En effet, aux termes de l’article L1222-1 du Code du travail, l’employeur et le salarié sont tenus d’exécuter de bonne foi le contrat de travail. Ce principe a vocation à s’appliquer, aussi bien durant l’exécution que lors de la rupture du contrat de travail.
Par conséquent, lorsque l’employeur discrédite ou porte atteinte à la dignité du salarié lors du licenciement, son comportement fautif cause un préjudice à ce dernier qui doit être indemnisé [3].
Par exemple, la Cour de cassation a considéré comme vexatoire le licenciement prononcé :
Par la mise à la porte immédiate d’un cadre de direction, suivie trois jours après de l’annonce de son licenciement dans la presse [4] ;
Par l’employeur ayant interdit l’accès de l’entreprise durant la durée de la procédure de licenciement, au salarié à l’encontre duquel il n’est invoqué aucune faute grave et que, sans nécessité, il fait forcer les tiroirs de son bureau contenant des affaires personnelles [4].
La Cour de cassation précise par cet arrêt du 16 décembre 2020 que même lorsque le licenciement pour faute grave est justifié, il peut néanmoins causer un préjudice au salarié devant être indemnisé lorsqu’il est prononcé dans des circonstances vexatoires.
Dans cette affaire, un salarié avait été licencié pour faute grave.
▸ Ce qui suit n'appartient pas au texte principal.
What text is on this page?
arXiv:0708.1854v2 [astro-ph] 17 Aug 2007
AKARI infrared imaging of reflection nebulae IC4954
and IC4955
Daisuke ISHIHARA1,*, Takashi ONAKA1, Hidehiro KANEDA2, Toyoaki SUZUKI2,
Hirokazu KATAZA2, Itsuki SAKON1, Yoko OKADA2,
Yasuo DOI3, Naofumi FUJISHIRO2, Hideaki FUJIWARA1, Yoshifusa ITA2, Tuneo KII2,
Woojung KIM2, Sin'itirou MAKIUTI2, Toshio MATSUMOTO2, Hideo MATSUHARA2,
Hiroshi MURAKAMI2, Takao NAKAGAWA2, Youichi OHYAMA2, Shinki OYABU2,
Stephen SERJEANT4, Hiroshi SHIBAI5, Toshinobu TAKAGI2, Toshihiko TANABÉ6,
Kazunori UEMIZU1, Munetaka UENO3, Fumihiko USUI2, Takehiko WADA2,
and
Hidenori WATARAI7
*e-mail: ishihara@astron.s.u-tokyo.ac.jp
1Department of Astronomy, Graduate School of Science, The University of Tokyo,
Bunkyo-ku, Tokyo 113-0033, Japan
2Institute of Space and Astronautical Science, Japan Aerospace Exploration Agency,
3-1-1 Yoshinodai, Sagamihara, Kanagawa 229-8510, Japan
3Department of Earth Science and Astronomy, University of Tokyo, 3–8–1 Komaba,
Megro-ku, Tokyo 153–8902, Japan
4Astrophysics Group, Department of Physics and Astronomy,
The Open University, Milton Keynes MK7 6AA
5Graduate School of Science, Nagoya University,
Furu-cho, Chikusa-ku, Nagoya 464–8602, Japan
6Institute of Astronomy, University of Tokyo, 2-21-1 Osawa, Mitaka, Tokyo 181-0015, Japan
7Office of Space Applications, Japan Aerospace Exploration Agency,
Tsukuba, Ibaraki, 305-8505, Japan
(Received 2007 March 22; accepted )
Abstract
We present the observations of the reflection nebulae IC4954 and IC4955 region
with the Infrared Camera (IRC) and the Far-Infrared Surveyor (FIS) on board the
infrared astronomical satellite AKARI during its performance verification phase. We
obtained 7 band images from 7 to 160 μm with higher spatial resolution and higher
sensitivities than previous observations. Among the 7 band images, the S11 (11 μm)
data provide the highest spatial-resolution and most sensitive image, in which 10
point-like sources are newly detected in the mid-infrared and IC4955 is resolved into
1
L’employeur s’était « répandu en public sur les motifs du licenciement du salarié en prétendant qu’il prenait de la drogue et qu’il était un voleur », ce qui constituait un licenciement vexatoire selon le salarié.
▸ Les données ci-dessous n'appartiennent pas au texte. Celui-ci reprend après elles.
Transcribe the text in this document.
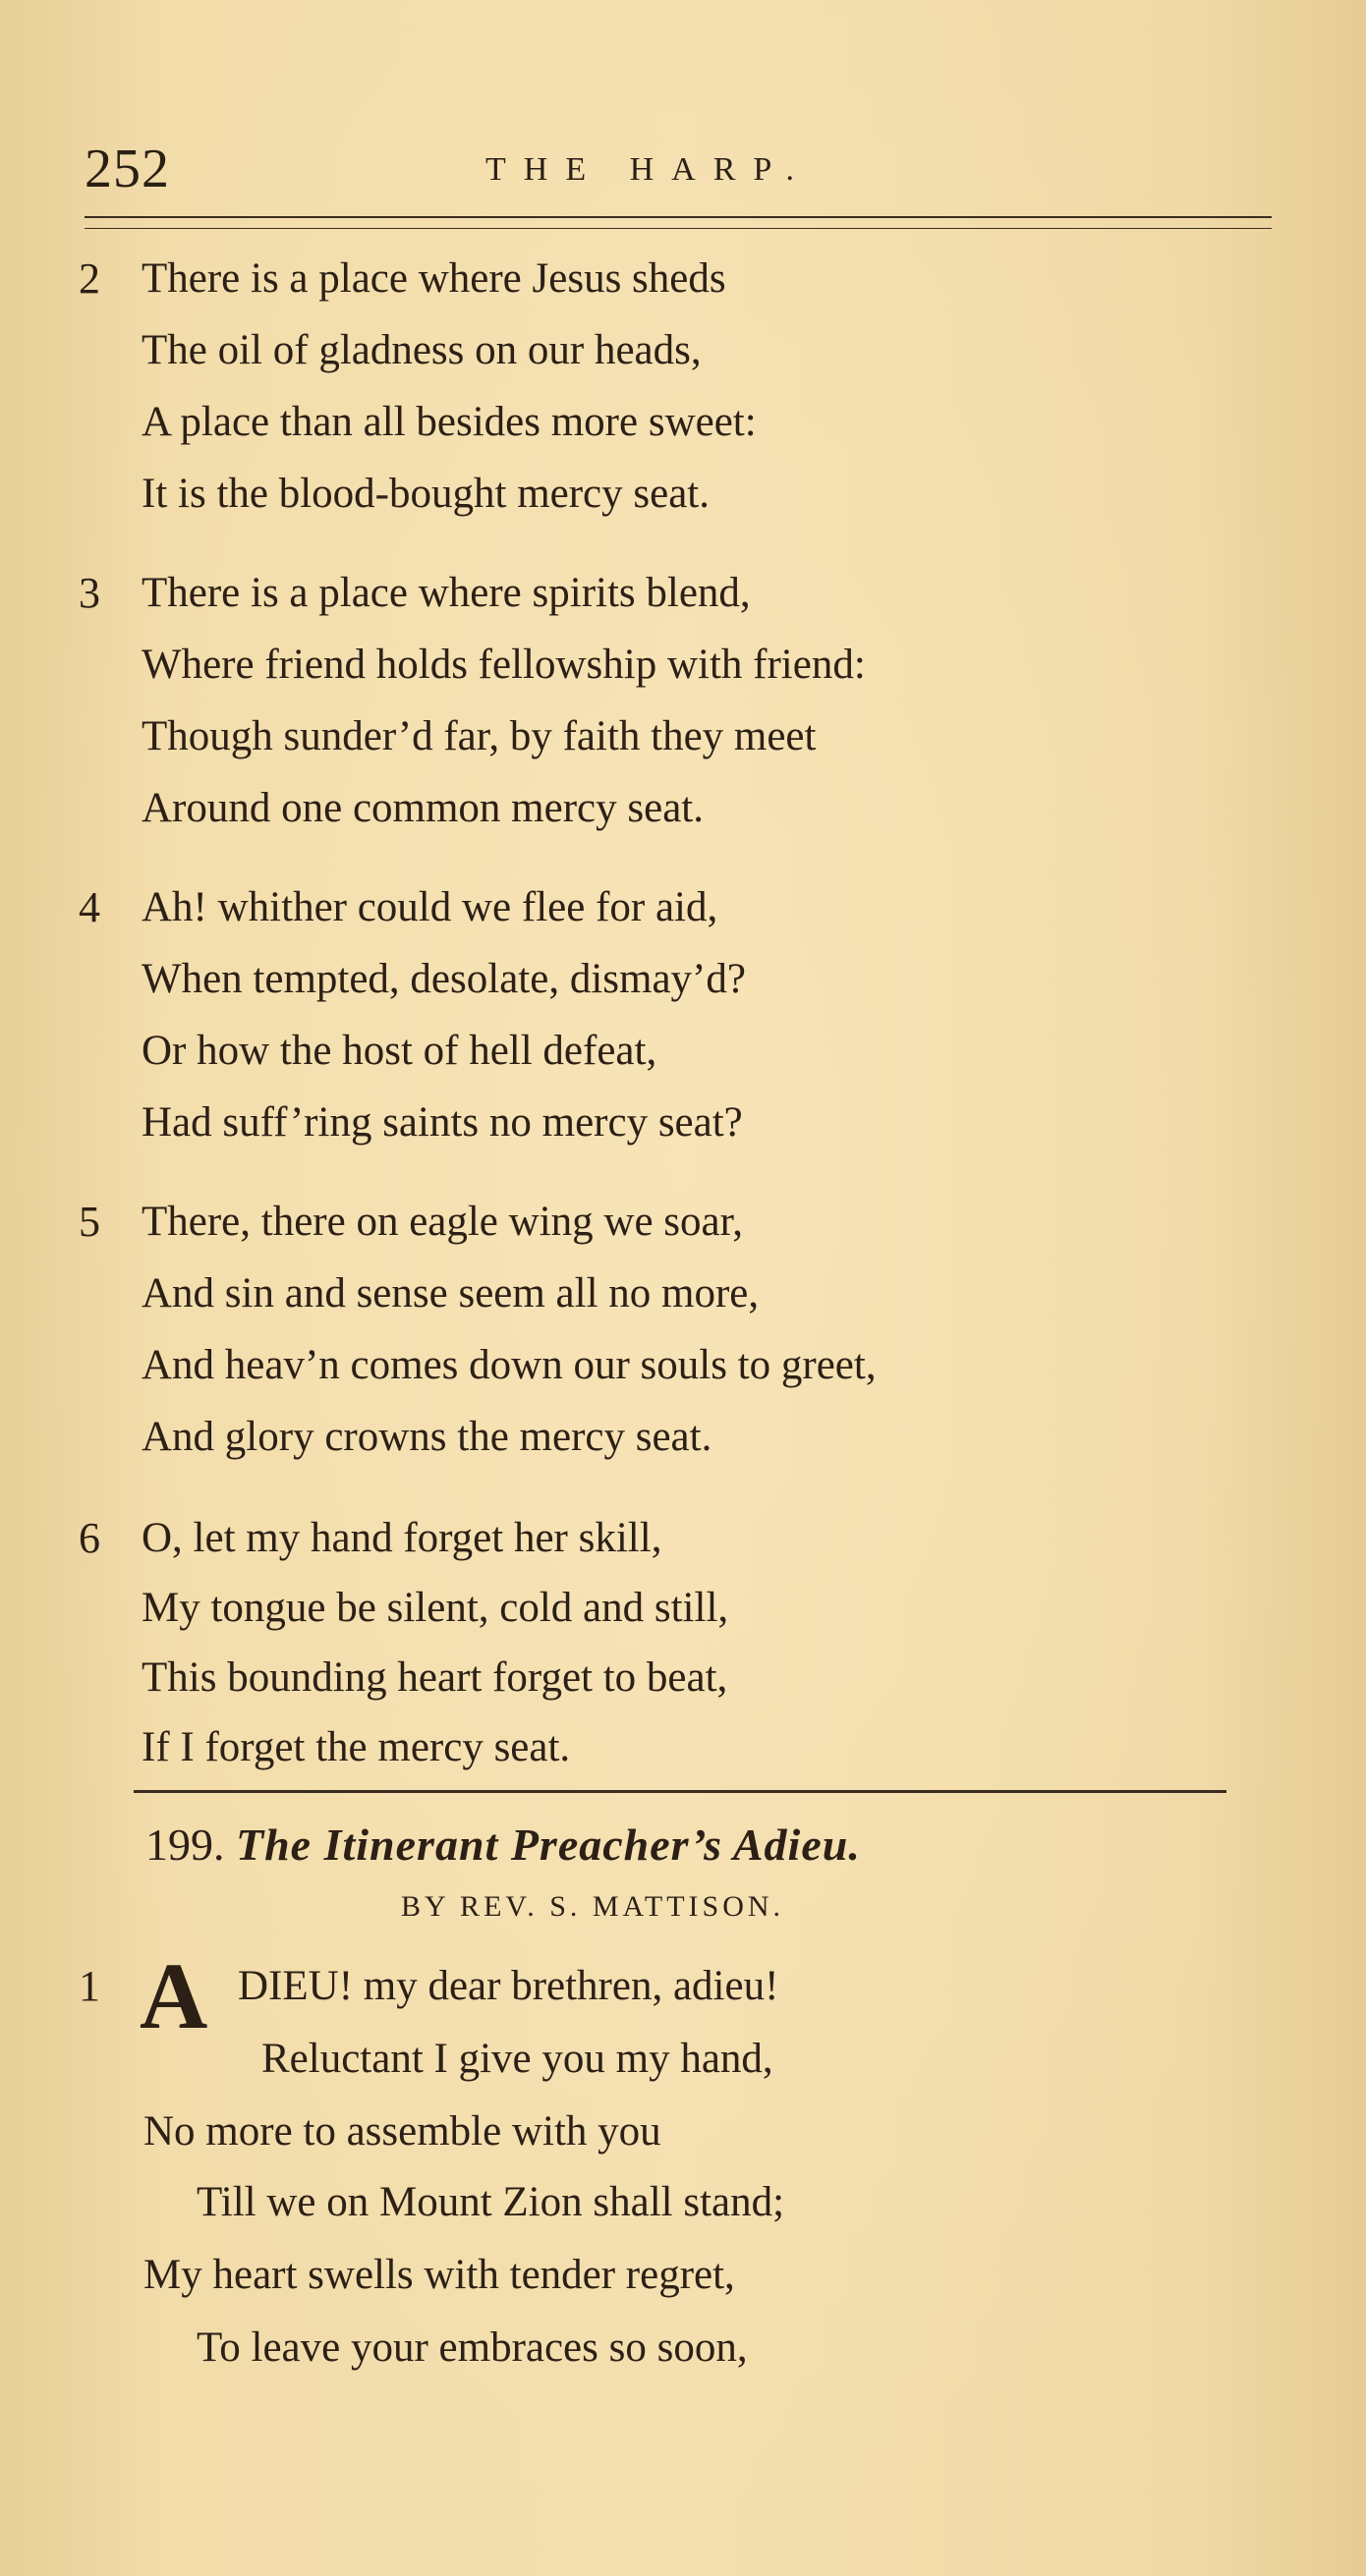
252	THE HARP.
2 There is a place where Jesus sheds
The oil of gladness on our heads,
A place than all besides more sweet:
It is the blood-bought mercy seat.
3 There is a place where spirits blend,
Where friend holds fellowship with friend:
Though sunder’d far, by faith they meet
Around one common mercy seat.
4 Ah! whither could we flee for aid,
When tempted, desolate, dismay’d?
Or how the host of hell defeat,
Had suff’ring saints no mercy seat?
5 There, there on eagle wing we soar,
And sin and sense seem all no more,
And heav’n comes down our souls to greet,
And glory crowns the mercy seat.
6 O, let my hand forget her skill,
My tongue be silent, cold and still,
This bounding heart forget to beat,
If I forget the mercy seat.
199. The Itinerant Preacher’s Adieu.
BY REV. S. MATTISON.
1 A DIEU! my dear brethren, adieu!
Reluctant I give you my hand,
No more to assemble with you
Till we on Mount Zion shall stand;
My heart swells with tender regret,
To leave your embraces so soon,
Si la Cour d’appel a rejeté sa demande de dommages et intérêts, la Cour de cassation a censuré cette décision car
« même lorsqu’il est justifié par une faute grave du salarié, le licenciement peut causer à celui-ci, en raison des circonstances vexatoires qui l’ont accompagné, un préjudice dont il est fondé à demander réparation ».
Pour rappel, le montant de réparation est laissé à l’appréciation souveraine des juges du fond.
[1] Cass. soc. 22 juin 2016, n°14-15.171.
[2] Cass. soc., 17 juillet 1996, n° 93-41.116.
[3] Cass. Soc. 26 juin 2019, n°17-26.898.
[4] Cass. soc., 29 novembre 2984, n°82-41.540.
[5] Cass. soc., 7 juin 2006, n°82-41.540.